Single Sign On via Generic SAML
Note: Single Sign On is available as part of the Advanced Security add-on.
Enchant supports Single Sign On (SSO) via SAML 2.0. Enchant takes the role of a Service Provider (SP) and can integrate with a third party that takes the role of an Identity Provider (IdP).
In this article, we describe the high level steps that are required to enable Single Sign On via a generic SAML Identity Provider.
To configure SAML, there is some information that will need to be copied from Enchant to your Identity Provider and some information that will need to be copied back into Enchant. Unfortunately there are no accepted conventions for how identity providers name the fields, so we've tried to provide alternate terminology in the descriptions below.
- 1
The Identity Provider will allow you to Single Sign On to any number of applications configured within their system.
In the Identity Provider's system, add a generic SAML capable application and name it Enchant.
- 2
In the Identity Provider's system, assign users to the new Enchant application. This will give them those users access to Single Sign On to Enchant through the provider.
- 3
Go to Enchant's authentication settings page (Settings -> Company -> Authentication) and click the Enable SSO link to open the SSO details page.
On the details page, check the SAML option beside the SSO Type field.
- 4
Copy the following fields to the Identity Provider:
ACS URL: The Enchant URL where the Identity Provider will send responses to SAML authentication requests. Also known as Assertion Consumer Service URL, Reply URL, Service Provider SSO URL.
Entity ID: Unique identifier of the entity requesting authentication.
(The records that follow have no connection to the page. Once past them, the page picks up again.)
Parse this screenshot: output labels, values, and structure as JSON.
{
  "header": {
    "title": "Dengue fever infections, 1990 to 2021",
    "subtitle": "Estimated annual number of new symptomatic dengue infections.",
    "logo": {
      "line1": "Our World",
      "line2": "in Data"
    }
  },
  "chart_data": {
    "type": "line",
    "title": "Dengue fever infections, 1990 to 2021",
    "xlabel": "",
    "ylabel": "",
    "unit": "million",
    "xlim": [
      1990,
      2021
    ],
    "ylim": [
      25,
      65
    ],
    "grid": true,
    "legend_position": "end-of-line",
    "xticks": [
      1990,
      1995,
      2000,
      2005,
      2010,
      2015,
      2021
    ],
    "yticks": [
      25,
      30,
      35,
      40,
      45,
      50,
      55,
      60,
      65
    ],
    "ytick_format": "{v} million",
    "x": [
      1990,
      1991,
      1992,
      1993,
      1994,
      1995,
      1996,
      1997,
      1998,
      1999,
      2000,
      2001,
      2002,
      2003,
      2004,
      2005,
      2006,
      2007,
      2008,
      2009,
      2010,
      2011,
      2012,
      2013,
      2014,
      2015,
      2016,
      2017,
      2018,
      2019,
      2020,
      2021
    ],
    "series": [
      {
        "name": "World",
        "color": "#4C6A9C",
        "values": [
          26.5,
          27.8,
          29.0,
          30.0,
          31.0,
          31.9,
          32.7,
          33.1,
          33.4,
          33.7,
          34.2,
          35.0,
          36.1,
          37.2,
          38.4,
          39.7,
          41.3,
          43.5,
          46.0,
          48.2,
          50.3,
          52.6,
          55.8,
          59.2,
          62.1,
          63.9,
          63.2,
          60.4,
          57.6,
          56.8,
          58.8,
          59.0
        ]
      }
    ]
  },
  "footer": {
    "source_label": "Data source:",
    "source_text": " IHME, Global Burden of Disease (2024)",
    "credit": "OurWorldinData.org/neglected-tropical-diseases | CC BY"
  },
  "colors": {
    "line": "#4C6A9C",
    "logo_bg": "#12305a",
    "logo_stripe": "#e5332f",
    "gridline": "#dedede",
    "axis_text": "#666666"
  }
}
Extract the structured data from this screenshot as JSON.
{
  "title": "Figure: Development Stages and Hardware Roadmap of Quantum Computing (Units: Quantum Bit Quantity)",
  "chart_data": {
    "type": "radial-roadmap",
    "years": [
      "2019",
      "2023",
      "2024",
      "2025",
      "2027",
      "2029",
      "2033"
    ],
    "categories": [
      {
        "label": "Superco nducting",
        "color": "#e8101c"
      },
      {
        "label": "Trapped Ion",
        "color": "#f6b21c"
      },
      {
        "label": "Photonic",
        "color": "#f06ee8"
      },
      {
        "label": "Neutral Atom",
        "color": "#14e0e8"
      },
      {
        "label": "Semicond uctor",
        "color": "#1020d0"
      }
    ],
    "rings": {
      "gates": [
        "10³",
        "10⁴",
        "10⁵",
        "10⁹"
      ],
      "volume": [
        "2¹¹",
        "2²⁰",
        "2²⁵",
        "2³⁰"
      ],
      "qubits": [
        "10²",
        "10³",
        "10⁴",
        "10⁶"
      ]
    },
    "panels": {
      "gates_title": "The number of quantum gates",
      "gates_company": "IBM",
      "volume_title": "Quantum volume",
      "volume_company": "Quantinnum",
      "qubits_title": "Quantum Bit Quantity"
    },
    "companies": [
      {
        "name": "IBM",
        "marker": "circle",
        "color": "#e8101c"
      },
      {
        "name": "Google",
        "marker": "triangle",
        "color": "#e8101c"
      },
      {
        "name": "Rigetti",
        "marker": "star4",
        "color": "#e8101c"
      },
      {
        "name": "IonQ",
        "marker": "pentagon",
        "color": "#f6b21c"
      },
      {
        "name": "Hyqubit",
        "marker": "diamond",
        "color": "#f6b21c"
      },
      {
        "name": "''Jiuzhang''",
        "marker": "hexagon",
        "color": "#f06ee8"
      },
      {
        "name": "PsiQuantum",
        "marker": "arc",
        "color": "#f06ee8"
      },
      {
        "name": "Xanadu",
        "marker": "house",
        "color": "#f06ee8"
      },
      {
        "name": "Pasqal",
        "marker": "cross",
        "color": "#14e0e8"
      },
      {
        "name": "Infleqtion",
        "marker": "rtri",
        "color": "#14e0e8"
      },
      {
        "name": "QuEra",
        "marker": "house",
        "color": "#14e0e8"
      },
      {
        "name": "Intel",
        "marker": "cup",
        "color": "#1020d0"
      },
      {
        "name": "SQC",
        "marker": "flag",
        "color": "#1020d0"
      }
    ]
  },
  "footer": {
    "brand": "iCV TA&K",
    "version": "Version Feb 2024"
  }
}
Also known as Audience URI, Service Provider Entity ID.
Setup the SAML configuration to send the following assertions:
email: email address to authenticate (required)
first_name: first name of the user being authenticated (optional)
last_name: last name of the user being authenticated (optional)
- 5
Copy the following information back into the Enchant authentication settings page:
Sign On URL: The URL of your Identity Provider where SAML authentication requests should be sent. Also known as Login URL, Identity Provider SAML URL.
Signing Certificate: PEM encoded Certificate that your Identity Provider will use to sign requests. Also known as: PEM Certificate, Base64 Certificate, Identity Provider Certificate.
Finally, click Save to complete the SSO (SAML) setup in Enchant.
- 6
After you save SAML settings, you can test the connection using the Test SAML Connection button on the SAML settings page in Enchant:
This will guide you through a test process where you'll be sent to Azure Entra ID for authentication in a new tab. If you get back into Enchant in the new tab via redirect from Entra ID, then the connection process was successful.